We Represent the Majority
Late last year, Angus Reid did a poll on “Transgender in Canada“, which included a wide variety of questions. As in all studies and polls, you have to be careful to read the entire thing to get a good representation of the data presented. There are many ways to present data, and it can be easily skewed. The key-findings listed include:
More than eight-in-ten Canadians (84%) support expanding non-discrimination laws to include gender identity
On washrooms, some 58 per cent say transgender people should use the ones they feel most comfortable using, rather than having their washroom choice decided by laws or policies
There are three distinct Canadian mindsets when it comes to views on transgender people: “Trans Allies” (48% of the total population), “Trans Opponents” (15%), and the “Sympathetic but Uncertain” (38%)
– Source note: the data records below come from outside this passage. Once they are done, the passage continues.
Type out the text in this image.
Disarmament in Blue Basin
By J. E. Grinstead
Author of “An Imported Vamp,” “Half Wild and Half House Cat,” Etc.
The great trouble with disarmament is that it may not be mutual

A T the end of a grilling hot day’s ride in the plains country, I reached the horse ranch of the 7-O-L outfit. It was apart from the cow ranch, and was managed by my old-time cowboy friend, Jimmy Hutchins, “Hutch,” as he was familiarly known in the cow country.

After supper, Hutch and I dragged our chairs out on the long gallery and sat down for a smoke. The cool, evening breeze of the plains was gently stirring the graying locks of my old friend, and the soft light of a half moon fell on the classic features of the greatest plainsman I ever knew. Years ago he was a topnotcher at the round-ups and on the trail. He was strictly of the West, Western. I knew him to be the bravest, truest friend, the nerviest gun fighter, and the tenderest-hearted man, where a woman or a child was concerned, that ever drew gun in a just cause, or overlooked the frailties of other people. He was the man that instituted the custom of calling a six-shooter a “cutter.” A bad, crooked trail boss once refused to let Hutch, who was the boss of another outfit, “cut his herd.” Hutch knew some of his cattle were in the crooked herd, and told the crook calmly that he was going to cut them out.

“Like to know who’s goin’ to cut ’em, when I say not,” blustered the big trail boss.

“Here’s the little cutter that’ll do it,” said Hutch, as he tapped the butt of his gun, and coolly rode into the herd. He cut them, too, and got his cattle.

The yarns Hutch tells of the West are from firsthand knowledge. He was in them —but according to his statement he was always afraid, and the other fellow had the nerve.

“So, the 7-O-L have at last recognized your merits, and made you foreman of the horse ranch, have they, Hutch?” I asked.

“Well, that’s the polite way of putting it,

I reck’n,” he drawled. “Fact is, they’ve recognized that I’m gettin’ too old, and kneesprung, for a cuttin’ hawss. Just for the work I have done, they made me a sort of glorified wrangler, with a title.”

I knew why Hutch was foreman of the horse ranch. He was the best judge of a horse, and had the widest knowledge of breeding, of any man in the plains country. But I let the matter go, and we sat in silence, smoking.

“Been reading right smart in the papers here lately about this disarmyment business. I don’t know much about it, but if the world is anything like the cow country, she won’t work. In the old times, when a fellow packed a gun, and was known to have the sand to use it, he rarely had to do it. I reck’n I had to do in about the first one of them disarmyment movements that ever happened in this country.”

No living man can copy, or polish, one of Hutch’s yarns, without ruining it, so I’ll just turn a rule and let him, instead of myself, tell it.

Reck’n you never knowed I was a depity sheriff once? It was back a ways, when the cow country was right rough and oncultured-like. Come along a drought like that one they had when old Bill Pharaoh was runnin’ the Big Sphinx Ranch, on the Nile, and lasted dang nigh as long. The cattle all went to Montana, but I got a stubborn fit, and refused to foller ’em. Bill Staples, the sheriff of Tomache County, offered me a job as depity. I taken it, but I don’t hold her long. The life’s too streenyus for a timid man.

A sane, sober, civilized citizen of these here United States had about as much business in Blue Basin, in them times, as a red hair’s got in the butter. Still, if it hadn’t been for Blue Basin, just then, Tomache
If you don’t read on, you would think that the majority of Canadians support the opening of women’s safe spaces to whoever claims to be a woman. Even before proceeding further however, note the incredible difference between the 84% supporting non-discrimination laws and the 58% who believe it shouldn’t be laws and policies which determine which bathroom trans individuals should be able to use. Trans-advocacy groups claim that those are one-in-the-same question, and that full rights mean use of whatever space aligns with gender identity. Clearly, however, a significant amount of Canadians do not think those are the same question or issue, a point we have been trying to raise with our campaign.
It is Q.10, on page 13 of their tables that is most relevant to us. The question is “Legislation proposed in some U.S. states would require transgender ppl to use public washrooms that correspond with the gender they were assigned at birth, not the washrooms that match their identity, should transgender people use:”
In other words, there is already a reference to US bathroom policies in places like North Carolina, and it is within this context that they give three answer options to this question: Corresponds to Gender Identity (41%), Corresponds to Biologic Sex (22%), It Depends (37%). This means that a majority of polled Canadians (59%), believe that it is not so simple as people using the bathrooms which correspond to their gender identity, which is what Bill C-16 would permit. Our campaign falls firmly into the “it depends” group. Most of our supporters have no problem with a natal male who has fully medically transitioned to female with sex-reassignment surgery using women’s spaces. We do not believe penises should be allowed in women’s safe spaces.
The question Angus Reid decides to list in their “key findings” is the next major question: “Q12. Some say transgender people should use the public washrooms they feel most comfortable using, while others say there should be rules and policies to determine which washrooms transgender ppl use. Which is closer to your point of view?” This is a question with a binary answer choice, either “feel comfortable” or “rules and policies”. So why would support for full-choice be significantly higher with Q12 (58%) than with Q10 (41%) which didn’t make their key findings? Firstly, as they themselves mention, it is only a binary choice. Those who previously responded “it depends” are forced one way or the other. But secondly, they have already mentioned US policies, which have been much in the news. Thus, it is very likely that many who previously answered “it depends”, are thinking that they don’t like all aspects of the North Carolina bathroom bill. I and many in our campaign would agree! At the very least, to cite the 58% support number without the 41% as well seems to be extremely biased.
But here’s the the thing that is particularly interesting and relevant to our opposition to Bill C-16. Angus Reid only polled about bathrooms. While bathrooms are by no means always safe (see our Violence Database), there are always separate stalls. There is no open nudity. What if Angus Reid had asked the question, “do you think trans males with male genitalia should be able to use women’s showers?” We can only guess, but we suspect the number of Canadians who would answer “no” would be much larger yet.
Our campaign represents the majority of Canadians.